1. Activity helps fight the diseases and, surprisingly, helps keep excess weight off. Again, exercise for the sake of weight loss is pointless because the you can lose inches while adding weight as fat turns to muscle.

2. There is no way to objectively measure an individual's activity level, so insurers use weight as a proxy. But researchers and policy advocates have since forgotten that it's a proxy and focus entirely on weight.

3. Being heavy is not a health risk. It can carry benefits. Being underweight, which is the way some people make sure they are not 'too fat' is a health risk.

4. Health insurers now cover weight-loss surgery and other services aimed at those who are deemed too heavy but do not charge higher premiums for folks with higher body mass index scores.
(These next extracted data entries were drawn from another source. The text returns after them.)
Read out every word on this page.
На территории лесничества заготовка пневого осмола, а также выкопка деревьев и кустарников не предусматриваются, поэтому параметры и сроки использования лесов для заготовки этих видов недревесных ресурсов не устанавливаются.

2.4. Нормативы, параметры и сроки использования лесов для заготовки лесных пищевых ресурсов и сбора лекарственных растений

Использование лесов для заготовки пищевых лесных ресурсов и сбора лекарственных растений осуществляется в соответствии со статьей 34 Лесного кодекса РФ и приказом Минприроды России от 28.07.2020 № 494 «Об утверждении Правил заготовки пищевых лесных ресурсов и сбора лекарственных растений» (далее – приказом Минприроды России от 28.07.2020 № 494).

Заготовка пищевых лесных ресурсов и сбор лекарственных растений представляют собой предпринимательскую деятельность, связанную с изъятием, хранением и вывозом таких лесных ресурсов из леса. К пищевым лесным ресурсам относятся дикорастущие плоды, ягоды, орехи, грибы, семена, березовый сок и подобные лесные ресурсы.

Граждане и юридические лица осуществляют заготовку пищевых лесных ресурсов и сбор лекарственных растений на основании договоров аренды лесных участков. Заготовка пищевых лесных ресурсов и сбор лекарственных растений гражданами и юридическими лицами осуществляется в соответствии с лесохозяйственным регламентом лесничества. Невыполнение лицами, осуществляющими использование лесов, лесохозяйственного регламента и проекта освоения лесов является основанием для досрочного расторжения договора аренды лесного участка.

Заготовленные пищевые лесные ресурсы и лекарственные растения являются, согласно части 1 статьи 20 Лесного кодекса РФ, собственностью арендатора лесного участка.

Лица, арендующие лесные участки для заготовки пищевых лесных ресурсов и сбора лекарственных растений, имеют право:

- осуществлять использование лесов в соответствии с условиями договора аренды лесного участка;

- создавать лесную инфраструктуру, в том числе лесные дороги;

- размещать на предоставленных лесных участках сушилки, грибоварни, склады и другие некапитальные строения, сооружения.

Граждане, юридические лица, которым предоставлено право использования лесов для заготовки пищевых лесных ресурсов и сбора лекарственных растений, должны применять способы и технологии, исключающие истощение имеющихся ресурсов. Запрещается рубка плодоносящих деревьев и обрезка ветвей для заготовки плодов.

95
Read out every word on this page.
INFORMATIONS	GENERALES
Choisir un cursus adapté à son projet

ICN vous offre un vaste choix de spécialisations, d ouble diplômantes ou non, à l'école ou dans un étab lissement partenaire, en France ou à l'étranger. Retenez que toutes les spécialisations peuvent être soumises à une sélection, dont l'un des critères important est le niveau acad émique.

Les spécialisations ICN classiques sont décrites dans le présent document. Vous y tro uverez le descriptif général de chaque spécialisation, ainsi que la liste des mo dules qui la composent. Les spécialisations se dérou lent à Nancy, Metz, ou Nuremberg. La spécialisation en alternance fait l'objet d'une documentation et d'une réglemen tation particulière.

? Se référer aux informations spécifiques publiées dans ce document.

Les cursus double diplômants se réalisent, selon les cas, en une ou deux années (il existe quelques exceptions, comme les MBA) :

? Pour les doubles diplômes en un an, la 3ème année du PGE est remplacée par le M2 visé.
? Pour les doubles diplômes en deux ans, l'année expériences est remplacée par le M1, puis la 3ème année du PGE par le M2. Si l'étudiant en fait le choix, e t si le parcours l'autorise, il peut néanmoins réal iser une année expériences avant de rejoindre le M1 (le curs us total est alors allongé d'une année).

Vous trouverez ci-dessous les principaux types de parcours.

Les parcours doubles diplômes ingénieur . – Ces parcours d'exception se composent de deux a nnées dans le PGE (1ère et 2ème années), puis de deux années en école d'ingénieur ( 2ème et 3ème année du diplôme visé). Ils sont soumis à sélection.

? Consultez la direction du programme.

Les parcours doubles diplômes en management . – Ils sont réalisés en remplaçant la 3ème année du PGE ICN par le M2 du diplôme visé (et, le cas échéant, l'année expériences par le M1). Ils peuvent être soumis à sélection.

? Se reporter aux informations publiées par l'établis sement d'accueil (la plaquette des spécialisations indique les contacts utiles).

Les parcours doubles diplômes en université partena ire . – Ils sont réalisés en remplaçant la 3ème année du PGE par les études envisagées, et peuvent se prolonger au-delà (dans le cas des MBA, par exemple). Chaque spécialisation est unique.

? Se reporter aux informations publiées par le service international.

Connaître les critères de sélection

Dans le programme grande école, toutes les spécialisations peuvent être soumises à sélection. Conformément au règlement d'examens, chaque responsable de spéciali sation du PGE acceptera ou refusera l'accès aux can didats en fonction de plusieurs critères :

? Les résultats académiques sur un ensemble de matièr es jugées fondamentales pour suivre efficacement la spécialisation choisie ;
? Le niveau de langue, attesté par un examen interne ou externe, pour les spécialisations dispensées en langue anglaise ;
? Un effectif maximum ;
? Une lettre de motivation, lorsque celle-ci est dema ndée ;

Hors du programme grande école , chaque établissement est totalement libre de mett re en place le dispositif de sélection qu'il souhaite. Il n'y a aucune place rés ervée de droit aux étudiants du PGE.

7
For activity, they have prizes for people who track their daily half hour of exercise.

5. As Jenna mentioned in her comment, as long as there is no cost for "bad" behavior, there is no incentive to change behavior, regardless what kind of re-education program veterans or others endure.

Excellent points, Joe.

Both government and private insurers seem to be focusing on the wrong point. They're tackling weight, not actual health problems.

It will be interesting to see if the private insurance market actually changes its ways. I'd love to see the private market
actually test Body Mass Index to determine premiums - it would make sense to do so, since, as you mentioned, being underweight could be measured as well as being truly overweight.